1. The frame $E_i$ is an orthonormal frame.
2. $E_i(p) = \overline{E}_i(p)$.
3. $(\nabla_i E_j)(p) = \left( \nabla_{\frac{\partial}{\partial x^i}} E_j \right)(p) = 0$ for all $1 \leq i, j \leq n$.

Let us write explicitly the conditions on the matrix $\alpha = (\alpha_i^j)_{i,j=1}^n$ must satisfy for each of the following conditions to hold:

1. The matrix $\alpha(q) = (\alpha_i^j(q))_{i,j=1}^n$ must be an orthonormal matrix for each $q \in U$ (where $U$ is the relevant neighborhood of $p \in M$).
2. $\alpha(p) = I_n$ (the identity matrix).
3. We must have $$ (\nabla_i E_j)(p) = (\nabla_i (\alpha_j^k \overline{E}_k))(p) = \left( \frac{\partial \alpha_{j}^k}{\partial x^i} \overline{E}_k + \alpha_j^k \Gamma_{ik}^l \overline{E}_l \right)(p) = \\ \left( \frac{\partial \alpha_j^l}{\partial x^i}(p) + \alpha_j^k(p) \Gamma_{ik}^l(p) \right) \overline{E}_l(p) = 0$$ which implies that $$ \frac{\partial \alpha_j^l}{\partial x^i}(p) + \alpha_j^k(p) \Gamma_{ik}^l(p) = \frac{\partial \alpha_j^l}{\partial x^i}(p) + \delta_j^k \Gamma_{ik}^l(p) = \frac{\partial \alpha_j^l}{\partial x^i}(p) + \Gamma_{ij}^l(p) = 0 $$ for $ 1 \leq i,j,l \leq n$. If we set $\Gamma_i = (\Gamma_{ij}^k)_{j,k=1}^n$, this can be written as $$ \frac{\partial \alpha}{\partial x^i}(p) = -\Gamma_i(p) $$ for $1 \leq i \leq n$.
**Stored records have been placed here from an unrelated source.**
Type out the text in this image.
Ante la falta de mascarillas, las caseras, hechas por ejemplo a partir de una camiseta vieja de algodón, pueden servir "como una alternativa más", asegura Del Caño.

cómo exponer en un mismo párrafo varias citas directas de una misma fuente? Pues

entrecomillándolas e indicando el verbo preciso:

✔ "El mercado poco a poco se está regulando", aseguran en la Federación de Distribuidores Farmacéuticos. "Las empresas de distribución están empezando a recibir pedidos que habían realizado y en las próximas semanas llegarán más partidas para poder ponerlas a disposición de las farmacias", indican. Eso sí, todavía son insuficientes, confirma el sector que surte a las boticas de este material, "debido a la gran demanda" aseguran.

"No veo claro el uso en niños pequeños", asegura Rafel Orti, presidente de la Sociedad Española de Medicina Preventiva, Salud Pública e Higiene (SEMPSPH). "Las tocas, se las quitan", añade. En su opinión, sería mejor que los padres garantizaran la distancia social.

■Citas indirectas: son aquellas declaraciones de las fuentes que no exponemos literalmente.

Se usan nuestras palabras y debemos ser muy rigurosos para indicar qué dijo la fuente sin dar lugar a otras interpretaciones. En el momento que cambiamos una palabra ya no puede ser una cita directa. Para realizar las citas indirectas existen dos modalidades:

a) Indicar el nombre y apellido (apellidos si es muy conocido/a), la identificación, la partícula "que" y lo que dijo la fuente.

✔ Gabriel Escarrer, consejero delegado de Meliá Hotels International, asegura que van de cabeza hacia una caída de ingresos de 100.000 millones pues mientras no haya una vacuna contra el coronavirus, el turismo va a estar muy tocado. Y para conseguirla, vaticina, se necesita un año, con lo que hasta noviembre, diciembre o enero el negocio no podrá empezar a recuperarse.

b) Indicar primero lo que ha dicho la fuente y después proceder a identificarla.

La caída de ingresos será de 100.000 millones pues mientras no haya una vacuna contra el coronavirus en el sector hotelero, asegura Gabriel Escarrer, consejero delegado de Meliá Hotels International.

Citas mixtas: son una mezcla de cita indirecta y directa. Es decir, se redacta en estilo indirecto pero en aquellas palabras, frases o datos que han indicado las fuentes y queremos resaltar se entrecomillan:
Note that the matrix $\Gamma_i := (\Gamma_{ij}^k)_{j,k=1}^n$ is anti-symmetric (since our connection is metric).

If we set

$$ \alpha(\varphi^{-1}(x^1, \dots, x^n)) := e^{-x^i \Gamma_i(p)} $$

then since the exponential of an anti-symmetric matrix is orthogonal, we have $(1)$ and by direct calculation we also have $(2)$ and $(3)$.

Answer 2

Hint: The actual task is to show that you can choose the functions $\alpha^i_j$ in such a way that the conditions are satisfied, which mainly amounts to fixing the derivatives at $x$ without destroying the fact that the matrix $(\alpha^i_j)$ is orthogonal.

My preferred way to solve the problem would not be by choosing an orthonormal frame and then adapting via the $\alpha^i_j$ but rather use parallel transport to directly construct an appropriate frame.